You can’t fight for reproductive justice while refusing to define who the reproductive class even is. And you certainly can’t claim to champion women’s rights while dodging every question about men in women’s prisons or shelters. When your platform boils down to “vote blue to protect abortion pills” and refuses to even say the word woman, you don’t look principled—you look captured.
Pro-choice voters aren’t turning away from women’s rights. They’re turning away from a movement that no longer knows how—or whom—it’s supposed to serve.
When women have to choose between abortion access and safety in single-sex spaces (meaning, keeping men out of women's bathrooms, locker rooms, prisons, and sports), safety will win out over abortion every time. Especially because it's safety not just for adult women, but girls as well. Here's something I wrote a while back.
I didn't vote in the last election. I couldn't bring myself to vote for Trump, but I knew I couldn't support Biden either. And the sole issue it boiled down to was the idea of "gender" as opposed to sex.
We all know that neither the Republicans nor the Democrats really support women or women's interests. The Republicans will sacrifice them on the altar of abortion bans and restrictions, and Democrats will sacrifice them to the belief that biological men can be women and can therefore share women's restrooms, changing rooms, and prison cells. In the most recent election, women had to choose between these two parties and these two potential threats to their safety. Since it's far easier for a woman to control her own fertility (at least until contraceptives are banned as well, lol) than it is to physically protect herself from a male-bodied individual who's been permitted access to women's single sex spaces, many formerly left-leaning women voted for Trump, or didn't vote at all.
This will be very hard for many Leftists to grasp; and they will tell themselves that people only voted for Trump because of racism or sexism. But for many of us, including women who formerly counted themselves as progressives and liberals, the protection of women and girls was more important that even the bodily autonomy granted by abortion rights.
I see things a little differently. I weighed the benefits of supporting each side very carefully, and I had to pick the Democrats. It helped that it was Harris instead of Biden, I could not check the box for that man after what he tried to do to Title IX. But even though I passionately want single-sex sports, and female-only spaces, I had to vote Democratic, for the simple reason that women are literally dying from not getting appropriate medical care after miscarriages, in multiple U.S. states.

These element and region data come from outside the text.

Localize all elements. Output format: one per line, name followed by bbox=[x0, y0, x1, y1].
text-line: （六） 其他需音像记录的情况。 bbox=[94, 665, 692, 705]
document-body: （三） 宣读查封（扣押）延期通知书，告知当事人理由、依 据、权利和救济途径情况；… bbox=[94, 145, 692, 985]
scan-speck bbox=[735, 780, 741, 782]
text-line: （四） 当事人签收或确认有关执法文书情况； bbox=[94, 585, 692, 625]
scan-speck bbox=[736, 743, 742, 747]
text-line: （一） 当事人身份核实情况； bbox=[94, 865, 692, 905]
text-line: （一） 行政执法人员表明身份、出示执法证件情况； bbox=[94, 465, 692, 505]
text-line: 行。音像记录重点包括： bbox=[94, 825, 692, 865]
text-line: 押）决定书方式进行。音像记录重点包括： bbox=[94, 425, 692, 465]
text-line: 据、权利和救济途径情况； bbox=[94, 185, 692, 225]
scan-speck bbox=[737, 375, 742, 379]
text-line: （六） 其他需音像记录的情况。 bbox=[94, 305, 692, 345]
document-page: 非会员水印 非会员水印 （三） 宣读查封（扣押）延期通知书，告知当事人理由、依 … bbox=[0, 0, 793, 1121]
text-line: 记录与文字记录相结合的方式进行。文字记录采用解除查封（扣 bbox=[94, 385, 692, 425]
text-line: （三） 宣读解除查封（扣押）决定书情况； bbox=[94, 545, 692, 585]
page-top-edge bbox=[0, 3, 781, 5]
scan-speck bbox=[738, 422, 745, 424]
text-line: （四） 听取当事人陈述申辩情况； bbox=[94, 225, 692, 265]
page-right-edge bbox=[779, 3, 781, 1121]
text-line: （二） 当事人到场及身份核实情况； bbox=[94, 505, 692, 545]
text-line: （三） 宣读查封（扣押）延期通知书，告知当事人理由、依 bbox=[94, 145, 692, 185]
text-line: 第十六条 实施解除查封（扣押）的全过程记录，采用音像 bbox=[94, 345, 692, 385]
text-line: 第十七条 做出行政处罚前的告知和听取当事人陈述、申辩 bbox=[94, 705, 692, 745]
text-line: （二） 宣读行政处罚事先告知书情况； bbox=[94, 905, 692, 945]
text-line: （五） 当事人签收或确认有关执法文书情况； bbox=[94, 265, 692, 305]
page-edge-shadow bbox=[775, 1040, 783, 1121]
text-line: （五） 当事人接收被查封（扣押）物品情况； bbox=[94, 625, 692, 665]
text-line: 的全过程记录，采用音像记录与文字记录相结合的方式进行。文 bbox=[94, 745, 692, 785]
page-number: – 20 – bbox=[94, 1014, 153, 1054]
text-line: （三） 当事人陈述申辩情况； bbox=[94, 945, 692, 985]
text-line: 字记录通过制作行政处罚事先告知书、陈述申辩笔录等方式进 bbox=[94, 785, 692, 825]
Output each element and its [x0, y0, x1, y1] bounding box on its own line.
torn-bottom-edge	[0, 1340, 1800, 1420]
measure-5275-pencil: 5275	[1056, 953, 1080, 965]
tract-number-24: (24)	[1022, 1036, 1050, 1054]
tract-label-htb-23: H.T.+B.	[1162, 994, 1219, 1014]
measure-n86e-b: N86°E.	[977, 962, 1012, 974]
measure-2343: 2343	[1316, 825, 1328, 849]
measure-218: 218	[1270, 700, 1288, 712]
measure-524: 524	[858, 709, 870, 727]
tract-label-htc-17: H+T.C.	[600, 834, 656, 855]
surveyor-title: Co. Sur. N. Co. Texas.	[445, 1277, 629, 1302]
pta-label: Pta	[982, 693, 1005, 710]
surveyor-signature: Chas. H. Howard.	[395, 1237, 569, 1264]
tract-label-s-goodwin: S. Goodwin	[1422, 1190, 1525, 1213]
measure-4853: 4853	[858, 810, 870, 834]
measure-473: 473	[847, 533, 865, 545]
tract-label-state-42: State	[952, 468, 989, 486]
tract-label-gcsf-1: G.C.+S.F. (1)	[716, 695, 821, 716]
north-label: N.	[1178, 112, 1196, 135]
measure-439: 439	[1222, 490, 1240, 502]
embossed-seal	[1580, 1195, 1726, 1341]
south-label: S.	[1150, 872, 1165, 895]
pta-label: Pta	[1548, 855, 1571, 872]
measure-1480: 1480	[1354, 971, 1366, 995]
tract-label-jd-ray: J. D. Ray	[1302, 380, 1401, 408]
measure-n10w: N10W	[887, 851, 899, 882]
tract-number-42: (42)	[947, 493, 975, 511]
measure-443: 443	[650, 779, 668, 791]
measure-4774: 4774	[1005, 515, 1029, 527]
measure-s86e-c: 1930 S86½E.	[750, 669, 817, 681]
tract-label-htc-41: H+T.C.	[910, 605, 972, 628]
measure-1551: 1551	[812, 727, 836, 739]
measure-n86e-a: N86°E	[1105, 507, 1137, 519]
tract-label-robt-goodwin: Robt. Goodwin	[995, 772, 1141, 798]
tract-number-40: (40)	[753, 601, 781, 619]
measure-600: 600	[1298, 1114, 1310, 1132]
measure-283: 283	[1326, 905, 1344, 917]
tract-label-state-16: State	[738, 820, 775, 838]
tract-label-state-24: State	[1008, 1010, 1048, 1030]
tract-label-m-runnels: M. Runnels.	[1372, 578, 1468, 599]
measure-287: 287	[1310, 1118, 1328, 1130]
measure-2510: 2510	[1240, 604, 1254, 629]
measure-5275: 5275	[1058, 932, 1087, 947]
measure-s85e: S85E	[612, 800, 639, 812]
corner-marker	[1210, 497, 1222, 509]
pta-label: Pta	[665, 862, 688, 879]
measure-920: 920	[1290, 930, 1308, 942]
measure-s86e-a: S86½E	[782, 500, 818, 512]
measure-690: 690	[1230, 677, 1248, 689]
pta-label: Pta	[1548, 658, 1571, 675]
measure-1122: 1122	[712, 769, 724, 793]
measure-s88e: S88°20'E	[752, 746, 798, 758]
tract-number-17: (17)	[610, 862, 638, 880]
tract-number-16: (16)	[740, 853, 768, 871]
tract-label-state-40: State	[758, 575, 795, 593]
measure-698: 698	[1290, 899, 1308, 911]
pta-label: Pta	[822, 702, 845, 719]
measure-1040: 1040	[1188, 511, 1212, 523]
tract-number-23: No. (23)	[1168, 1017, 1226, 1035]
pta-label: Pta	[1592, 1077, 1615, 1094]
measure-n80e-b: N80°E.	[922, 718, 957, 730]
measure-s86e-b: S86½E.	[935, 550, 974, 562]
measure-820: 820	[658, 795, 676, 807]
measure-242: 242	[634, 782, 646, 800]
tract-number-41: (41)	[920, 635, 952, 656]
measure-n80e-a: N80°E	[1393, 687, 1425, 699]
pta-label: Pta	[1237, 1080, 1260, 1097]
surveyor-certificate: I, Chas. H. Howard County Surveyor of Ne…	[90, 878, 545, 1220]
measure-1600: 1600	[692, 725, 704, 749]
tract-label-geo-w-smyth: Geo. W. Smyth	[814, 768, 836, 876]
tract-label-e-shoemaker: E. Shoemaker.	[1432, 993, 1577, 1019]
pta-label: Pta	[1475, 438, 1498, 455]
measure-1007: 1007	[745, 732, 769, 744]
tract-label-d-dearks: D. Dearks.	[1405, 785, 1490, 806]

It’s horrible to have to worry about men peeping at us in our changing rooms, or worse, and it’s horrible to see girls and women losing to males in our sports, and what’s going on in prisons is shocking and a huge violation of basic human rights. But when I know that multiple women have bled to death because they couldn’t get a simple, therapeutic D&E, I have to prioritize reproductive rights. If I was 20 years younger, I could have been one of those women. I had an incomplete miscarriage that resulted in me hemorrhaging. Fortunately, I was in my doctor’ office, within a hospital, and they simply wheeled me to an ER and took care of the problem very quickly. If I’d had that happen in present-day, Texas, I would be dead now.
That’s just my personal choice. I still think this is a great essay!